Brian Windhorst of ESPN:

James does care about team success first, but he also cares deeply about individual awards. That includes right now and the developing MVP race. He has been privately wondering why he’s not more involved in the national conversation on the matter considering his play over the last quarter of the season.

I see three primary reasons LeBron has not factored more prominently into the MVP discussion. In order of relevance:

1. Health

LeBron has missed 10 of the Cavaliers’ 58 games.

Here’s the percentage of their teams’ games the MVP has played each year (wine) and the where LeBron falls both now and if he plays every game the rest of the season (gold):

image_thumb.png

LeBron has played 83 percent of Cleveland’s games so far. Only Bill Walton (71 percent in 1978) played fewer and won MVP.

If LeBron plays the rest of the Cavaliers’ games, he’d reach 88 percent. That’d pass only one other MVP, Allen Iverson (87 percent in 2001).

2. Competition

Perhaps LeBron could overcome his missed games if the field weren’t so strong.

But Stephen Curry and James Harden are having fantastic seasons. Not only have they been great on the court, they’ve largely stayed on it. That matters a great deal when determining how much a player has contributed in a season.

Russell Westbrook and Anthony Davis also have injury issues, but they’ve played even better than LeBron when healthy.

3. An unfair standard

LeBron is having a down year for him.
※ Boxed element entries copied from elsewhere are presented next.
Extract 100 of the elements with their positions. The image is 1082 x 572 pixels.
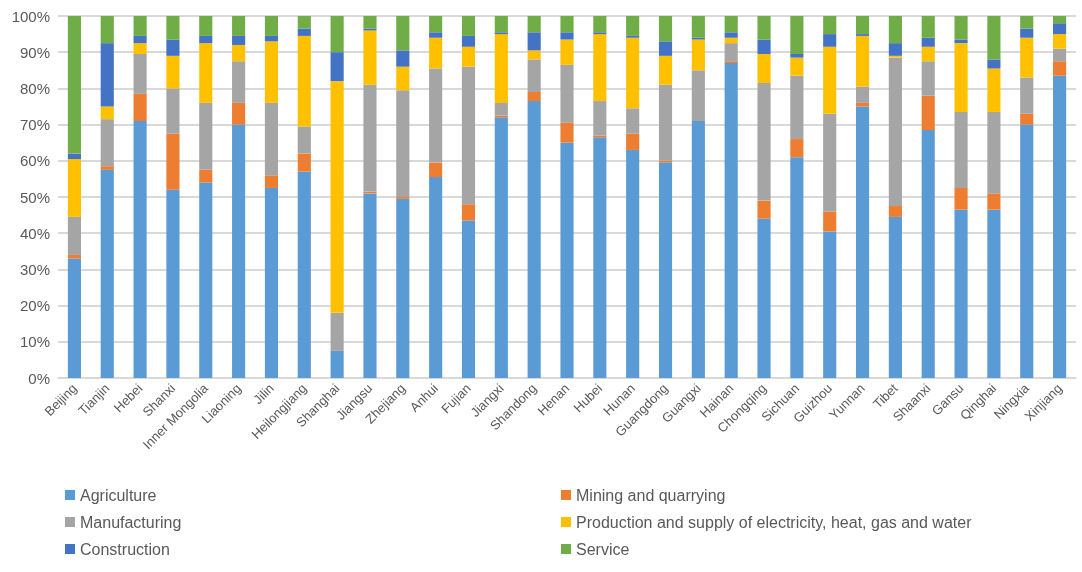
bar (855, 106, 870, 378)
bar (790, 139, 804, 158)
bar (921, 16, 935, 38)
bar (396, 198, 410, 378)
bar (67, 16, 81, 154)
bar (560, 142, 574, 378)
bar (855, 35, 870, 87)
bar (527, 32, 541, 51)
bar (954, 111, 968, 188)
bar (363, 84, 377, 192)
bar (691, 70, 705, 121)
bar (987, 59, 1001, 69)
legend-label: Service (576, 540, 630, 558)
bar (133, 54, 147, 94)
bar (954, 16, 968, 40)
bar (757, 54, 771, 83)
bar (593, 34, 607, 102)
bar (790, 54, 804, 58)
bar (823, 34, 837, 47)
bar (757, 218, 771, 378)
bar (461, 35, 476, 47)
bar (199, 182, 213, 378)
bar (921, 61, 935, 96)
bar (330, 52, 344, 82)
bar (330, 350, 344, 378)
bar (823, 231, 837, 378)
bar (987, 209, 1001, 378)
bar (199, 35, 213, 44)
bar (888, 216, 902, 378)
bar (494, 102, 508, 116)
bar (199, 169, 213, 183)
bar (987, 111, 1001, 194)
bar (888, 57, 902, 207)
bar (297, 171, 311, 378)
bar (724, 32, 738, 38)
bar (593, 137, 607, 378)
bar (396, 66, 410, 91)
bar (264, 187, 279, 378)
bar (724, 16, 738, 33)
bar (494, 34, 508, 103)
bar (987, 68, 1001, 112)
bar (626, 16, 640, 36)
y-tick-label: 60% (19, 152, 50, 170)
bar (1020, 37, 1034, 78)
legend-label: Construction (80, 540, 170, 558)
y-tick-label: 90% (19, 43, 50, 61)
bar (987, 16, 1001, 60)
bar (232, 44, 246, 62)
bar (560, 39, 574, 65)
bar (527, 16, 541, 33)
legend-label: Manufacturing (80, 513, 182, 531)
bar (724, 63, 738, 378)
bar (1020, 124, 1034, 378)
y-tick-label: 80% (19, 79, 50, 97)
bar (921, 46, 935, 62)
bar (297, 16, 311, 29)
bar (264, 41, 279, 103)
bar (954, 209, 968, 378)
bar (363, 193, 377, 378)
bar (527, 101, 541, 378)
bar (1020, 77, 1034, 114)
bar (494, 117, 508, 378)
bar (429, 68, 443, 163)
y-tick-label: 20% (19, 297, 50, 315)
bar (724, 37, 738, 44)
bar (658, 16, 673, 42)
bar (494, 16, 508, 33)
bar (921, 95, 935, 131)
bar (461, 204, 476, 221)
bar (232, 35, 246, 45)
bar (100, 106, 114, 120)
bar (232, 61, 246, 103)
bar (1053, 16, 1067, 24)
bar (199, 16, 213, 36)
bar (363, 16, 377, 29)
bar (560, 16, 574, 33)
bar (1053, 23, 1067, 35)
bar (67, 216, 81, 255)
bar (790, 75, 804, 140)
bar (757, 39, 771, 55)
bar (461, 220, 476, 378)
bar (396, 50, 410, 67)
bar (396, 90, 410, 197)
bar (166, 189, 180, 378)
bar (232, 124, 246, 378)
bar (888, 43, 902, 56)
bar (1020, 113, 1034, 125)
bar (790, 57, 804, 76)
bar (461, 66, 476, 205)
bar (297, 153, 311, 172)
bar (1053, 34, 1067, 49)
y-tick-label: 10% (19, 333, 50, 351)
bar (264, 35, 279, 42)
bar (823, 16, 837, 35)
bar (691, 16, 705, 38)
bar (67, 258, 81, 378)
bar (658, 162, 673, 378)
bar (429, 37, 443, 69)
bar (461, 16, 476, 36)
bar (330, 312, 344, 351)
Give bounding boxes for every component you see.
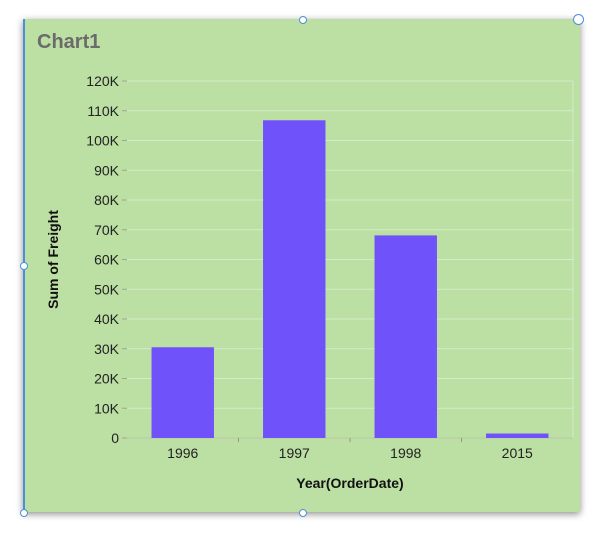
resize-handle-bottom[interactable]: [299, 509, 307, 517]
resize-handle-left[interactable]: [20, 262, 28, 270]
y-tick-label: 80K: [94, 192, 120, 208]
y-tick-label: 40K: [94, 311, 120, 327]
y-tick-label: 0: [111, 430, 119, 446]
chart-container[interactable]: Chart1 0 10K 20K 30K 40K 50K 60K 70K 80K 90K 100K 1…: [23, 19, 580, 512]
y-tick-label: 120K: [86, 73, 119, 89]
y-tick-label: 100K: [86, 133, 119, 149]
y-tick-label: 20K: [94, 371, 120, 387]
y-tick-label: 10K: [94, 400, 120, 416]
y-tick-label: 90K: [94, 162, 120, 178]
x-tick-label: 1997: [279, 445, 310, 461]
resize-handle-top[interactable]: [299, 16, 307, 24]
x-tick-label: 1998: [390, 445, 421, 461]
bar-1998: [374, 235, 437, 438]
y-tick-label: 60K: [94, 252, 120, 268]
x-axis-title: Year(OrderDate): [296, 475, 403, 491]
x-tick-label: 1996: [167, 445, 198, 461]
bar-1996: [151, 347, 214, 438]
y-axis-title: Sum of Freight: [45, 210, 61, 309]
bar-2015: [486, 433, 549, 438]
x-tick-label: 2015: [502, 445, 533, 461]
y-tick-label: 30K: [94, 341, 120, 357]
chart-title: Chart1: [37, 31, 101, 53]
y-tick-label: 70K: [94, 222, 120, 238]
resize-handle-top-right[interactable]: [573, 14, 584, 25]
y-tick-label: 110K: [87, 103, 119, 119]
resize-handle-bottom-left[interactable]: [20, 509, 28, 517]
bar-1997: [263, 120, 326, 439]
bar-chart: 0 10K 20K 30K 40K 50K 60K 70K 80K 90K 100K 110K 120K…: [45, 73, 574, 491]
y-tick-label: 50K: [94, 281, 120, 297]
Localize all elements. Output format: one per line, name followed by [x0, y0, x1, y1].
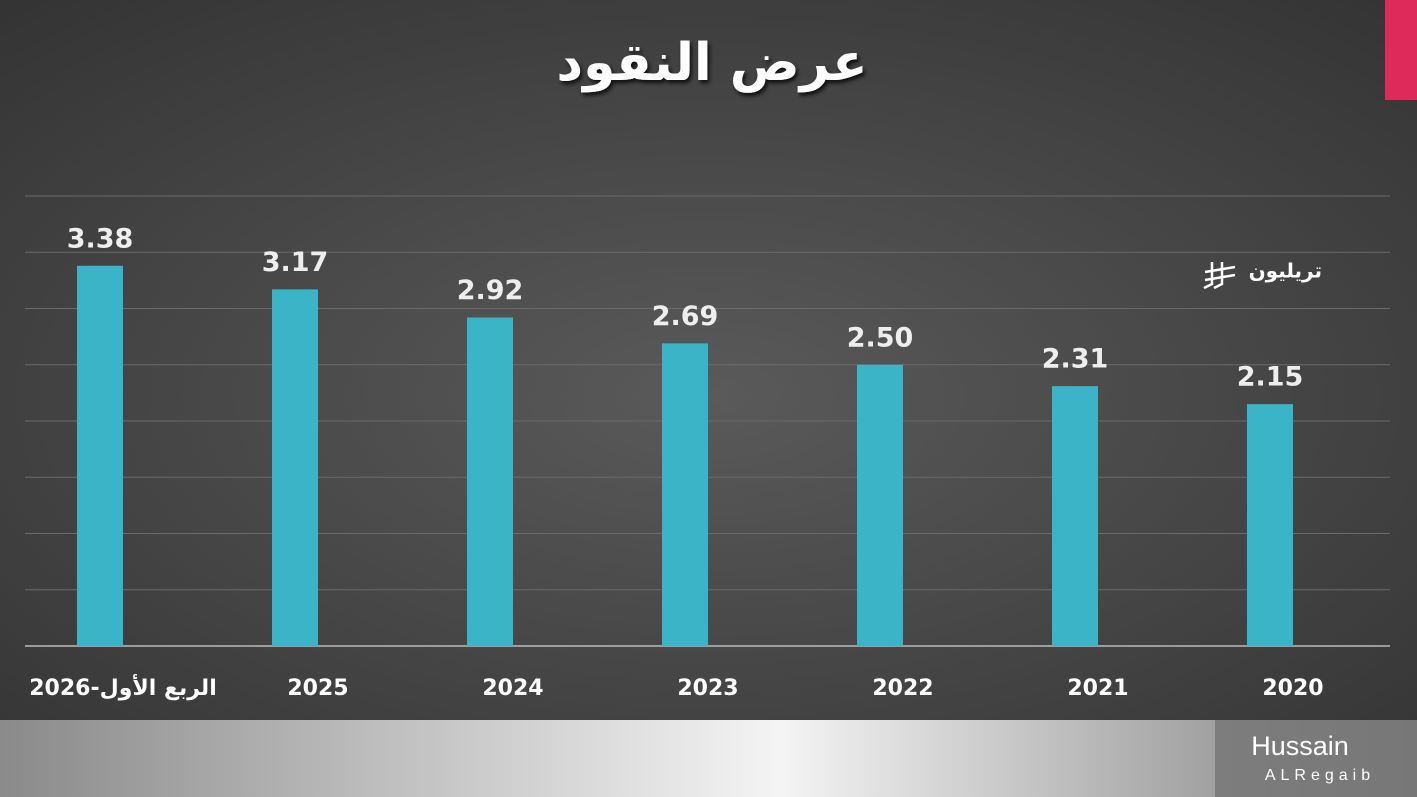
- bar: [1247, 404, 1293, 646]
- brand-surname: ALRegaib: [1265, 767, 1375, 784]
- x-tick-label: الربع الأول-2026: [29, 673, 217, 701]
- x-tick-label: 2021: [1067, 676, 1128, 701]
- value-label: 3.17: [262, 247, 329, 278]
- accent: [1385, 0, 1417, 100]
- unit-label: تريليون: [1249, 259, 1322, 283]
- value-label: 2.31: [1042, 344, 1109, 375]
- value-label: 2.50: [847, 322, 914, 353]
- chart-title: عرض النقود: [556, 33, 867, 93]
- brand-box: [1215, 720, 1417, 797]
- bar: [1052, 386, 1098, 646]
- bar: [77, 265, 123, 646]
- x-tick-label: 2025: [287, 676, 348, 701]
- value-label: 3.38: [67, 223, 134, 254]
- background: [0, 0, 1417, 720]
- value-label: 2.69: [652, 301, 719, 332]
- bar: [857, 364, 903, 646]
- x-tick-label: 2020: [1262, 676, 1323, 701]
- value-label: 2.92: [457, 275, 524, 306]
- bar: [662, 343, 708, 646]
- x-tick-label: 2022: [872, 676, 933, 701]
- x-tick-label: 2023: [677, 676, 738, 701]
- x-tick-label: 2024: [482, 676, 543, 701]
- brand-name: Hussain: [1251, 731, 1349, 761]
- value-label: 2.15: [1237, 362, 1304, 393]
- bar: [272, 289, 318, 646]
- bar: [467, 317, 513, 646]
- riyal-symbol: [1203, 262, 1236, 290]
- footer-strip: [0, 720, 1417, 797]
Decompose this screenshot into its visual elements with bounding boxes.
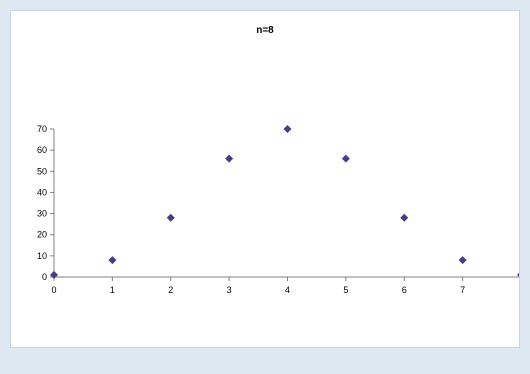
data-point — [458, 256, 467, 265]
x-tick-label: 6 — [402, 285, 407, 295]
y-tick-label: 10 — [37, 251, 47, 261]
data-point — [283, 125, 292, 133]
x-tick-label: 1 — [110, 285, 115, 295]
x-tick-label: 0 — [51, 285, 56, 295]
data-point — [166, 213, 175, 222]
data-point — [400, 213, 409, 222]
y-tick-label: 0 — [42, 272, 47, 282]
x-tick-label: 8 — [518, 285, 519, 295]
scatter-plot: 0 10 20 30 40 50 60 70 0 1 2 3 4 5 6 7 8 — [37, 124, 519, 295]
x-tick-label: 5 — [343, 285, 348, 295]
chart-title: n=8 — [256, 25, 274, 36]
data-point — [517, 272, 519, 277]
x-tick-label: 3 — [227, 285, 232, 295]
y-tick-label: 70 — [37, 124, 47, 134]
y-tick-label: 40 — [37, 187, 47, 197]
y-tick-label: 60 — [37, 145, 47, 155]
data-point — [108, 256, 117, 265]
x-tick-label: 4 — [285, 285, 290, 295]
data-point — [225, 154, 234, 163]
chart-area: n=8 0 10 20 30 40 50 60 70 0 1 2 3 4 5 6 7 8 — [10, 10, 520, 348]
y-tick-label: 30 — [37, 209, 47, 219]
y-tick-label: 20 — [37, 230, 47, 240]
y-tick-label: 50 — [37, 166, 47, 176]
data-point — [50, 270, 58, 279]
x-tick-label: 7 — [460, 285, 465, 295]
data-point — [341, 154, 350, 163]
x-tick-label: 2 — [168, 285, 173, 295]
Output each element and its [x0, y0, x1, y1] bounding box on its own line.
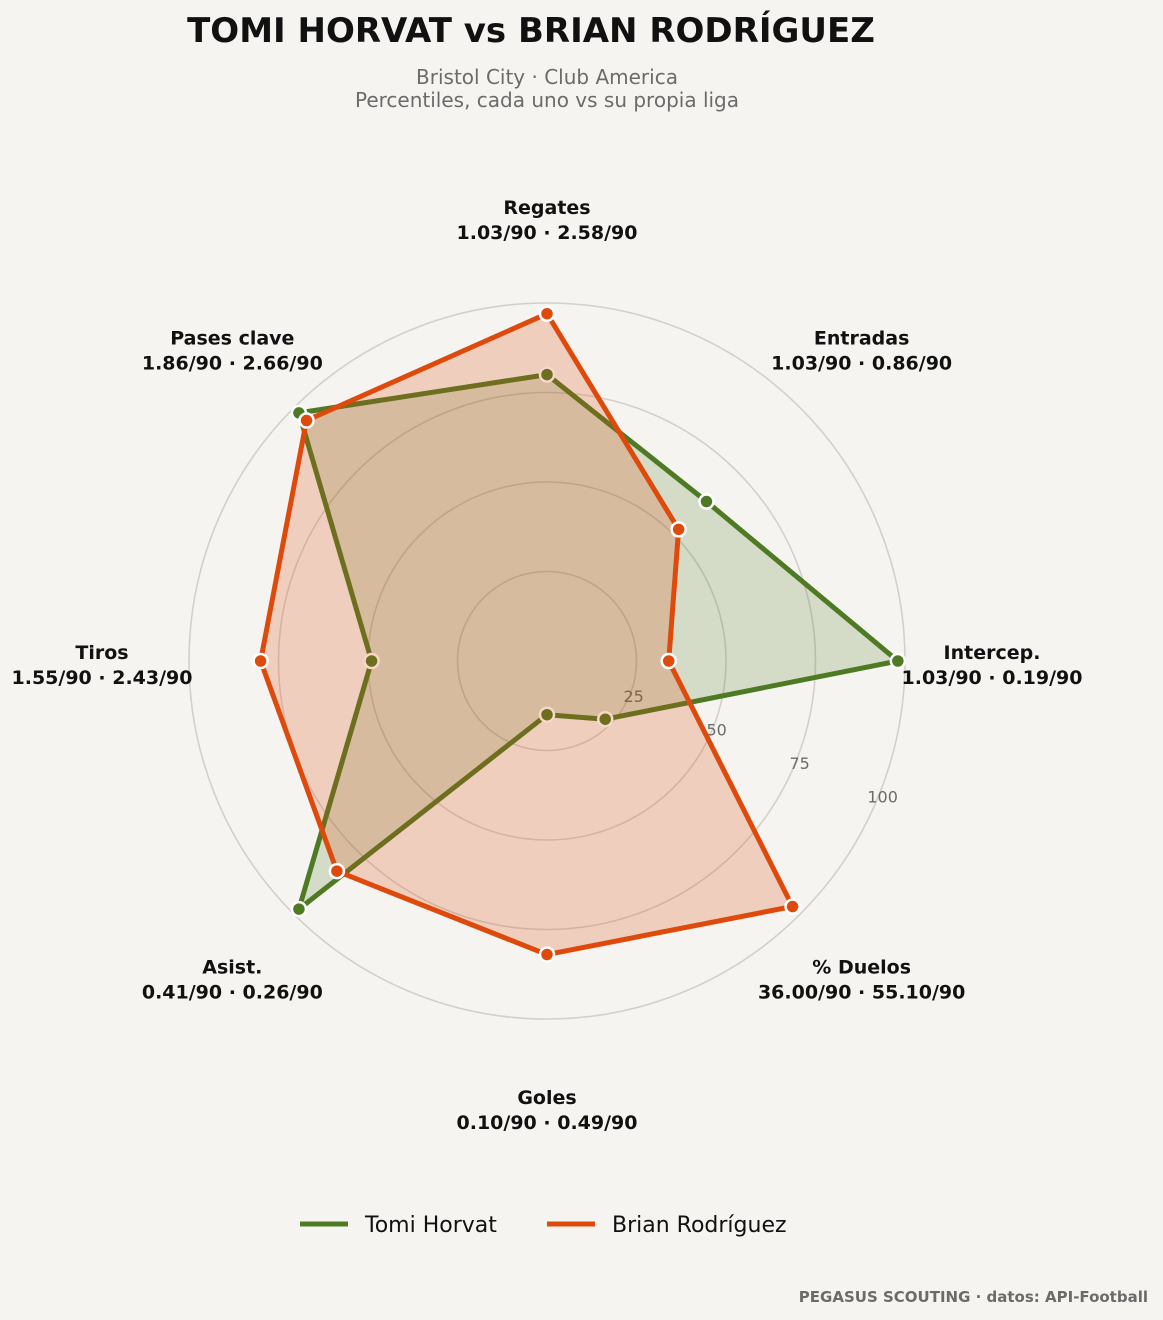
series-area: [260, 313, 793, 955]
data-point: [784, 898, 801, 915]
tick-label: 100: [867, 788, 898, 807]
data-point: [328, 862, 346, 880]
axis-label-values: 1.03/90 · 0.19/90: [902, 667, 1083, 689]
axis-label-name: Pases clave: [170, 327, 294, 349]
data-point: [698, 493, 715, 510]
axis-label-values: 36.00/90 · 55.10/90: [758, 982, 965, 1004]
tick-label: 75: [789, 754, 809, 773]
data-point: [660, 652, 677, 670]
series-area: [298, 374, 898, 910]
radar-axis-labels: Regates 1.03/90 · 2.58/90 Entradas 1.03/90 …: [12, 197, 1083, 1134]
chart-legend: Tomi Horvat Brian Rodríguez: [300, 1213, 787, 1238]
tick-label: 50: [706, 721, 726, 740]
axis-label-values: 1.86/90 · 2.66/90: [142, 352, 323, 374]
axis-label-name: Intercep.: [944, 642, 1041, 664]
data-point: [538, 366, 556, 383]
axis-label-values: 0.41/90 · 0.26/90: [142, 982, 323, 1004]
axis-label-name: Entradas: [814, 327, 910, 349]
data-point: [670, 521, 687, 538]
radar-tick-labels: 25 50 75 100: [624, 687, 898, 807]
axis-label-name: % Duelos: [812, 957, 911, 979]
data-point: [252, 652, 269, 670]
data-point: [596, 710, 614, 728]
data-point: [363, 652, 380, 670]
axis-label-name: Tiros: [75, 642, 128, 664]
chart-subtitle-line1: Bristol City · Club America: [416, 65, 678, 89]
legend-label: Brian Rodríguez: [612, 1213, 787, 1238]
data-point: [290, 900, 308, 918]
data-point: [298, 412, 315, 429]
data-point: [538, 706, 556, 723]
axis-label-name: Regates: [503, 197, 590, 219]
legend-label: Tomi Horvat: [364, 1213, 497, 1238]
series-2: [252, 305, 801, 963]
tick-label: 25: [624, 687, 644, 706]
grid-circle: [277, 391, 817, 931]
data-point: [538, 946, 556, 963]
axis-label-name: Goles: [517, 1087, 576, 1109]
footer-credit: PEGASUS SCOUTING · datos: API-Football: [799, 1288, 1148, 1306]
axis-label-values: 1.03/90 · 2.58/90: [457, 222, 638, 244]
axis-label-values: 0.10/90 · 0.49/90: [457, 1112, 638, 1134]
radar-series: [252, 305, 907, 963]
chart-subtitle-line2: Percentiles, cada uno vs su propia liga: [355, 88, 739, 112]
data-point: [889, 652, 907, 670]
grid-circle: [456, 570, 638, 752]
axis-label-name: Asist.: [202, 957, 262, 979]
data-point: [538, 305, 556, 322]
axis-label-values: 1.55/90 · 2.43/90: [12, 667, 193, 689]
axis-label-values: 1.03/90 · 0.86/90: [771, 352, 952, 374]
chart-title: TOMI HORVAT vs BRIAN RODRÍGUEZ: [187, 10, 875, 51]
That shouldn’t matter for MVP – which should reward the player who outclasses his peers in a season, not his own marks in previous seasons – but it very well could. Voters are fickle that way, even subconsciously. It’s hard to watch LeBron and not be disappointed considering what he has accomplished.

That also applies to team success, an important – and I’d argue overrated – factor in MVP voting. The Cavaliers are on pace for the worst record by a LeBron team since 2008. They’re also behind Curry’s Warriors and Harden’s Rockets in the standings.

But it’s not too late. LeBron made a late push for MVP last year, and he still could this year. Even if he doesn’t pass Curry and Harden, the race to make the five-person ballot is wide open. Beyond those two, Davis and Westbrook, I’m not even sure who I’d rate fifth. It might be LeBron.

That might not be he type of MVP consideration LeBron desires. But it’s the kind he deserves.